Under Singapore competition laws, “an agreement will fall within the scope of Section 34 prohibition if it has as its object or effect the appreciable prevention, restriction or distortion of competition.”
The decision to clear the deal was conveyed to Jet and Etihad on October 16, but it has been made public now after removing confidential information about the alliance.
Justifying its clearance, CCS said benefits that outweigh anti-competitive effect of this deal include “economic efficiencies achieved through joint operations and sharing of resources, as well as an expansion of Jet’s existing network which will enable it to compete in the market segment of intercontinental travel and Europe-Singapore travel.”
CCS is a statutory body in Singapore and it is mandated to investigate alleged anti-competitive activities, determine if such activities infringe the Act and impose suitable remedies, directions and financial penalties.
Abu Dhabi-based Etihad is the national airline of the United Arab Emirates and it operates to over 85 passenger and cargo destinations in over 50 countries.

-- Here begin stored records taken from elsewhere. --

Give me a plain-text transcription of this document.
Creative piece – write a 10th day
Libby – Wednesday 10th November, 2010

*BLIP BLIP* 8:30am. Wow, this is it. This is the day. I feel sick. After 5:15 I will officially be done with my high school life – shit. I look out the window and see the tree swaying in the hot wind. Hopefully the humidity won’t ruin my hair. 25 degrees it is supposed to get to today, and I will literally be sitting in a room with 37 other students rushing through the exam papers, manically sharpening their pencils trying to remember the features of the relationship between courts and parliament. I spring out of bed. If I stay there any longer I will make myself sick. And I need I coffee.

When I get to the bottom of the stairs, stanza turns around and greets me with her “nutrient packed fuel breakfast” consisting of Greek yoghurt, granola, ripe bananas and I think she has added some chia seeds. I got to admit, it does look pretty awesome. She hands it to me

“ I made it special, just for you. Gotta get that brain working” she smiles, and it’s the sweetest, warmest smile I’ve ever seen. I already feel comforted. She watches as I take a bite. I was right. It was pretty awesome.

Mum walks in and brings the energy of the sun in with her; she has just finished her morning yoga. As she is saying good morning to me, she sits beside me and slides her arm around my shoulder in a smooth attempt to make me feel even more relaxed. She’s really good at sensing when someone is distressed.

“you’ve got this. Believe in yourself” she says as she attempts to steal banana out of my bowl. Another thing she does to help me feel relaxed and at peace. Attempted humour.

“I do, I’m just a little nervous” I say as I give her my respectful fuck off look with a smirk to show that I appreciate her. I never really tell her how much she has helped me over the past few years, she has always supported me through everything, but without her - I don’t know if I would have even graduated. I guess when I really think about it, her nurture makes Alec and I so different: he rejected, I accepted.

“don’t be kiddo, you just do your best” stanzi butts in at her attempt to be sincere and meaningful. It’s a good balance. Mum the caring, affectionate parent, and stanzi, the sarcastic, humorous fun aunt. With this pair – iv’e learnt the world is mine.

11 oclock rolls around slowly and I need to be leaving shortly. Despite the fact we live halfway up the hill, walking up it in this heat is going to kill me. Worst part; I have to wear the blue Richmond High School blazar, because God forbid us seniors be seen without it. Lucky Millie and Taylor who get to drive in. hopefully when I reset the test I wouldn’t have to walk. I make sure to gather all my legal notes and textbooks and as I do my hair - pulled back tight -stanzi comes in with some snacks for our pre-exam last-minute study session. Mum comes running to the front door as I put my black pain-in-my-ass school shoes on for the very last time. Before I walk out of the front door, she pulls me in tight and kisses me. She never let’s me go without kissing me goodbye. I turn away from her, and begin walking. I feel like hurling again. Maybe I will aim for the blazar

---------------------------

Jet is a leading airline in India, operating to over 50 domestic and 20 international destinations.
Jet has initiated a major restructuring including significant cost-cutting measures to attain profitability, while it has also begun tapping synergies from Etihad deal.
Struggling under high expenses and adverse operating conditions, Jet had posted its highest-ever annual loss of Rs 4,129 crore in the fiscal year ended March 31, 2014.
Forced to take tough measures, Jet has adopted a three-year business plan, which includes cleaning up of balance sheet, pruning of over-valued assets, cost restructuring and changes in service and fleet plans.
These decisions, as also the appointment of Australian national Cramer Ball as new CEO of Jet, were taken at a board meeting on May 27, which was attended for the first time by representatives of Etihad Airways.
Etihad’s investments in Jet, totalling USD 750 million, comprises Rs 2,057.66 crore (USD 380 million) for a 24 per cent stake in the company, USD 70 million towards purchase of three slots at London Heathrow airport, USD 150 million to secure a 50.1 per cent stake in the JetPrivilege Frequent Flyer Programme and USD 150 million through HSBC.
Etihad has come in as “a long-term strategic investor and committed to supporting Jet as it re-engineers its business to achieve sustainable profitability.”
After months of scrutiny, Indian capital markets regulator Sebi had also ruled in May this year that Etihad does not have to make an open offer for Jet shareholders pursuant to the Rs 2,060 crore deal.
Sebi’s long-running probe had centred on the contention whether Etihad was getting control despite purchasing only 24 per cent stake. After looking into various aspects, Sebi finally ruled that Etihad “has not acquired control over Jet”.
The deal was incidentally restructured last year to address various “control” related and other concerns raised by Sebi and the CCI.